Especially at the Blades, where working-class, provincial heroes have previously luxuriated in their time in the top-flight sun. From Booker and Beesley to Hoyland and Gannon – and many more, too.
Basham said: “When we went to Marbella the other day, the gaffer was telling us about Bournemouth and all their players who were down there with them (in the lower divisions) and who have come all the way through.
“Not many players have taken their place off them so far and it is a good thing to have.
“I saw that with Blackpool when I joined them. There were people like Charlie Adam and David Vaughan who were outstanding and were with them coming through.
People have seen me down before and now I am on a high and it is a great feeling. Having a confident group is massive and you feel that going through everybody.Sheffield United’s Chris Basham
“It is having that belief and confidence to keep it going.
“I have unfinished business. I have played about 95 games in the Championship, but I have always seen myself as staying in this league and it is nice to come up.
“I am probably playing the best football of my career so far at this club and it is great to be among it. But we have got other players who have been down the leagues and come back up.
“Probably a big statement is John Lundstram, who has gone all the way down and come back up.
“You can tell what a quality player he is and you can see that in training. It is great to have that kind of player.”
A classic trait of the most feted Blades sides over the past generation has been their collective ability not to be fazed by teams or individuals with lofty reputations – and Wilder’s troops are very much of that ilk.
You sense that two of his successful predecessors in Neil Warnock and Dave Bassett, who inately understood the successful ingredients that every Blades player requires and what the club’s fanbase demands, would be nodding their heads in sage approval.
Tests against lavishly assembled sides and well-known names may await against the likes of Aston Villa, Derby County and Middlesbrough, but while the Blades’ squad has been put together for rather less cost, they certainly will not be feeling inferior in any way. Why should they?
Not after their unrelenting exploits last term when they showed no let-up in steamrollering their way to League One promotion and silverware and joining that exclusive bracket of clubs to record a century of points in a season after winning their final seven league games of an unforgettable 2016-17.
It is something only highly-motivated, special groups of footballers achieve. With an unbeaten run stretching back to January 24, Wilder’s troops are clearly in no mood to throw it away either.

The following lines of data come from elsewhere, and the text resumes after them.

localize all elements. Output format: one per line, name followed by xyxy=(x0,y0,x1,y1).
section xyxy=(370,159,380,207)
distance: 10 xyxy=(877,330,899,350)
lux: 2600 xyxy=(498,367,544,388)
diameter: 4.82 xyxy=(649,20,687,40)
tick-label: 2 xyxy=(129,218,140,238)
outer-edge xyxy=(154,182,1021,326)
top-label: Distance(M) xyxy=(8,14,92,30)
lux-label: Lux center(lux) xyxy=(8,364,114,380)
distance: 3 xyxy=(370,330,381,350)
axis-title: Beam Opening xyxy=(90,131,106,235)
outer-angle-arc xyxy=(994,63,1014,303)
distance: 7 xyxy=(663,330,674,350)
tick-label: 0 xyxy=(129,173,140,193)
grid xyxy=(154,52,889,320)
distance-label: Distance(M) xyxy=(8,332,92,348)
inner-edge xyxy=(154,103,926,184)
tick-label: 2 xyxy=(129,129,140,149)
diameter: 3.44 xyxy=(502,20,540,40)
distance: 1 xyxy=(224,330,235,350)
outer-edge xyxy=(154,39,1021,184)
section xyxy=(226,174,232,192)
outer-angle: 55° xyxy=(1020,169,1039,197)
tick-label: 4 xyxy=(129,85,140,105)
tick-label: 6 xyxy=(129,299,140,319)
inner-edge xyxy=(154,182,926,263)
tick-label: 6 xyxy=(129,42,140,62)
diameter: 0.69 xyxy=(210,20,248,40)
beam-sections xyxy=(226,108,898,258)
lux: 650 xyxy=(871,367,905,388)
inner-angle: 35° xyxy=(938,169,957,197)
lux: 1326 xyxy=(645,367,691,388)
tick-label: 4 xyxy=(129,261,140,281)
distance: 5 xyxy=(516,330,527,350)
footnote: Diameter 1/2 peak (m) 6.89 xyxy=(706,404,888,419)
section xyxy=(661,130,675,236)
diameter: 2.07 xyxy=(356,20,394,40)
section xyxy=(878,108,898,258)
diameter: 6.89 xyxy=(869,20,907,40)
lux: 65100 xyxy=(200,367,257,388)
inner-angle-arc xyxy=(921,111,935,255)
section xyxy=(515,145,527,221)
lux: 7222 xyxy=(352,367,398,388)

Basham said: “I think it is a massive thing in terms of how well we did last season in winning all those games. We want to continue this winning run.
“People have seen me down before and now I am on a high and it is a great feeling. Having a confident group is massive and you feel that going through everybody.
“The pre-season has gone well and there will be teams worrying about us with the way we have not lost a game for so long, which is great. Teams are going to be very wary of us as we are so confident at the moment.
“We had a promotion with 100 points and the lads who come in are buzzing to be here and want to do really well. You want teams to worry about us more than we worry about them.”
An old-school mix exists in the Blades’ dressing room, where Geordie, Scouse, Brummie and Yorkshire accents can be heard, along with the odd Scottish and Irish brogue here and there.
It is most definitely egalitarian, with the new close-season signings, most of whom have all earned their spurs in the lower divisions like the ones already here, quickly made to feel at home.
Basham, who joined the Blades in June, 2014, continued: “Everyone who comes in is really happy to come on board with the team.
“They cannot come in with a better and more honest set of lads who work for each other as well as work for themselves to prove that they want to be in this team.
“That’s what the gaffer looks for – lads who are honest and willing to do the dirty work as well as express themselves.
“Like the skipper (Billy Sharp) says, he opens his arms to everyone who the gaffer brings in. I think that has been the stance since he came in.
“I have been in dressing rooms where you join a club and know you don’t get spoken to for two or three weeks and you are coming away and cannot wait to get back to your family.
“Whereas this group are quite family-orientated and everyone is together and the gaffer puts on good things for the boys to settle themselves in.”